Я внимательно слежу за ситуацией. Пока не началась драка на всю катушку. У Мэйси возникает странный взгляд.
— Твоя ест какашки?
— Что прости? — Я поворачиваюсь к девушке, чтобы получше рассмотреть. У нее с головой все в порядке?
— Какашки. Меня, кстати, Клеа зовут. А это Мэдисон. — Она показывает на блондинку моего возраста с другой стороны. Она говорит с одним из отцов, не обращая внимания на своего ребенка. — Ее ест. Мой время от времени. Мы все над этим смеемся.
Она не шутит?
— Что ты имеешь в виду, говоря какашки?
— Некоторые из них засовывают руку в подгузник и…
— Не продолжай, — умоляю я. Это последнее, что я хочу представлять. — Нет. Мэйси не ест какашки. — Слава богу. Не уверена, что мне нравится отношение к делу этой девушки. Кажется, она этим наслаждается. — Так… вы им просто разрешаете? Типа… разве вы не должны поменять подгузник, когда он грязный?
— Сучка даже не дала мне выходной на Четвертое июля. У меня был дом в Хэмптоне с десятью друзьями, а я не смогла к ним поехать. Грязные подгузники оставлены на наше усмотрение.
Как не взгляни, это так неправильно, что я даже не знаю, что ответить.
На айфоне раздается звонок по «ФэйсТайму» — еще одна раздражающая привычка Джордана. Почему он не может писать, как все обычные люди?
— Привет, — отвечаю я.
— Где ты? — спрашивает он сразу, и чувствую, это не из праздного любопытства. Он уже слегка нахмурился.
— На улице. Знаю, очень опасно дышать свежим воздухом.
— Райли… — предупреждает он. В последнее время я проверяю его нервы на прочность не меньше, чем Мэйси. Сложно этого не делать, когда он настолько болезненно напряжен.

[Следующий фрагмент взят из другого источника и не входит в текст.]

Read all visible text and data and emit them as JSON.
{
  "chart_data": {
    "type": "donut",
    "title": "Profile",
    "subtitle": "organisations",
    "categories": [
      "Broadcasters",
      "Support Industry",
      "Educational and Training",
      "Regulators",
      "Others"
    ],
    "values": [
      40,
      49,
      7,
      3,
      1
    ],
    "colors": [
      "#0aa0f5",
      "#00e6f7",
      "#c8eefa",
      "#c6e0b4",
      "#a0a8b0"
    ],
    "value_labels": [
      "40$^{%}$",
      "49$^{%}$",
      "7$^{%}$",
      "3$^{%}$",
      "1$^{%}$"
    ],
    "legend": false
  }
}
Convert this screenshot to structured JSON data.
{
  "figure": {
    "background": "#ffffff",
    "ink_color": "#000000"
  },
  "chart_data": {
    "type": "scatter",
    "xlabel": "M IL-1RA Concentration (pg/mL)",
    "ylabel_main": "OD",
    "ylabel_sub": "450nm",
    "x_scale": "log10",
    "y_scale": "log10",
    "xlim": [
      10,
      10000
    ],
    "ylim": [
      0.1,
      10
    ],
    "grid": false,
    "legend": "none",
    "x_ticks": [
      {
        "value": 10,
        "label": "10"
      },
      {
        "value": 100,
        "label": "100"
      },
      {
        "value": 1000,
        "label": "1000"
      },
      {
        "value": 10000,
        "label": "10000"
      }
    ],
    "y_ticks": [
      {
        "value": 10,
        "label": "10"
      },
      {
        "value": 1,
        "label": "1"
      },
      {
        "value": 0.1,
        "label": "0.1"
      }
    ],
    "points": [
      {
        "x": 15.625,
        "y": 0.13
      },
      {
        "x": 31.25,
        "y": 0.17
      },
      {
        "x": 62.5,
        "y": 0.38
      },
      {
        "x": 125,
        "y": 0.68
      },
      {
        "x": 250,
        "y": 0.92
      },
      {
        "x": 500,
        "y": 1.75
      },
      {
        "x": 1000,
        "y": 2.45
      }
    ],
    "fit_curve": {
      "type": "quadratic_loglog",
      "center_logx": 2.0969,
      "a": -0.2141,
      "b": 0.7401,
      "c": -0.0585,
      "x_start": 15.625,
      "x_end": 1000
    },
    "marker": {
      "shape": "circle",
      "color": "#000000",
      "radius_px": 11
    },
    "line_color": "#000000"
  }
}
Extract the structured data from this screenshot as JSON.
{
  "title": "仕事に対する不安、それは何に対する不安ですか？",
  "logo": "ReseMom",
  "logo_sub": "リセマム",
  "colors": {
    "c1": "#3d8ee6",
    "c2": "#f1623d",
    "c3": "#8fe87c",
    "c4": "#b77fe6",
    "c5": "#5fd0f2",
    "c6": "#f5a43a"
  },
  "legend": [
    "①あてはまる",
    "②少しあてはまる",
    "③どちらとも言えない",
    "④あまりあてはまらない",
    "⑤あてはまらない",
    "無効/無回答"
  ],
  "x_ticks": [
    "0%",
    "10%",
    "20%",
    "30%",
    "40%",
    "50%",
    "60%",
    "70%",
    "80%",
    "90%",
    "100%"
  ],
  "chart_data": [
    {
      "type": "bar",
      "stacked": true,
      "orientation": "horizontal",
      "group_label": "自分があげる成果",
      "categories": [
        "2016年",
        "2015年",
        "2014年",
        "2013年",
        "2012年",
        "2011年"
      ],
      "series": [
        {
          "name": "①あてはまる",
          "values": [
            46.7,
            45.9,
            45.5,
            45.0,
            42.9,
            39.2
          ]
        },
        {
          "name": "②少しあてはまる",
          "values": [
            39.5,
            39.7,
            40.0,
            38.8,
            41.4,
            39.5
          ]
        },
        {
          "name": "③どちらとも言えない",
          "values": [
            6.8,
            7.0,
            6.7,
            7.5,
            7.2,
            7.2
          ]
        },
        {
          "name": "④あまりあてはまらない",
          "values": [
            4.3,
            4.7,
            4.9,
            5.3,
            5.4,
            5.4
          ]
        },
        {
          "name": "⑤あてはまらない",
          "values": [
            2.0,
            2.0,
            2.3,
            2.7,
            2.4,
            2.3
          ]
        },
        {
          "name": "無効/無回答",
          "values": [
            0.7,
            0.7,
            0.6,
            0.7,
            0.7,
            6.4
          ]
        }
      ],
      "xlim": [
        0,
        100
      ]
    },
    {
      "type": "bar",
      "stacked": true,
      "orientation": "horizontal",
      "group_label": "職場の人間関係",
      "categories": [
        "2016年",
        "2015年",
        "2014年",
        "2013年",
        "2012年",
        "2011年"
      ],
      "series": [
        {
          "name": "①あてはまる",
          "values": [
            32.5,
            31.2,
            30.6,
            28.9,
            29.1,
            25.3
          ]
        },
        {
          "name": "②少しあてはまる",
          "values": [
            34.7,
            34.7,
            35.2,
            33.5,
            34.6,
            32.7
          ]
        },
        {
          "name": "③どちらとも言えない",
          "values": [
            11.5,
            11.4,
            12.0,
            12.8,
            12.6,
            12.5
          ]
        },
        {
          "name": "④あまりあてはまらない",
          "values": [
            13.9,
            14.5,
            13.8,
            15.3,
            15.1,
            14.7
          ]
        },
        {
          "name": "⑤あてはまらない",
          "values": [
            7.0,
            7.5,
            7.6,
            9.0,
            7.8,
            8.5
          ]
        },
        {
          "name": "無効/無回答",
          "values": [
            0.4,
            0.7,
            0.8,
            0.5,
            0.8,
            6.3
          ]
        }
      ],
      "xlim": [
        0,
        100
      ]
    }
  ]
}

— Дай посмотреть на Мэйси. — Он проверяет, выполню ли я приказ. Как предсказуемо. Не могу представить, что он кому-то доверяет, поэтому, видимо, у него такая серьезная нехватка друзей.
Я поворачиваю телефон к песочнице, где Мэйси и мальчик все еще решают, кто дольше удержит лопатку. Пока камера наведена на нее, мальчик отбирает ее.
— Не спускай глаз с мальчишки. Он очень агрессивен.
Снова перевожу камеру на себя.
— Они ведут себя так уже около получаса. Он не агрессивный.
— Это родитель? Что за придурок, — говорит девушка рядом со мной достаточно громко, чтобы он услышал.
Жнец тут же становится раздраженным.
— Кто это?
— Никто. Пока, Джордан. — Завершаю звонок, пока он не завелся.
— Видишь, о чем я? Подгузники остаются на наше усмотрение, — самодовольно говорит садистка Клеа. — А еще есть какашки животных.
Мэйси, надоевшей, что мальчик отбирает у нее лопатку, вырывает ее у него. Он начинает кричать и плакать. Детская площадка оказывается очень плохой идеей.
— Ты сказала какашки животных?
— Ага, в песочнице. Крыс, белок, иногда собак. Мы не всегда проверяем.
Я вскакиваю и иду за малышкой. Детская площадка официально под запретом.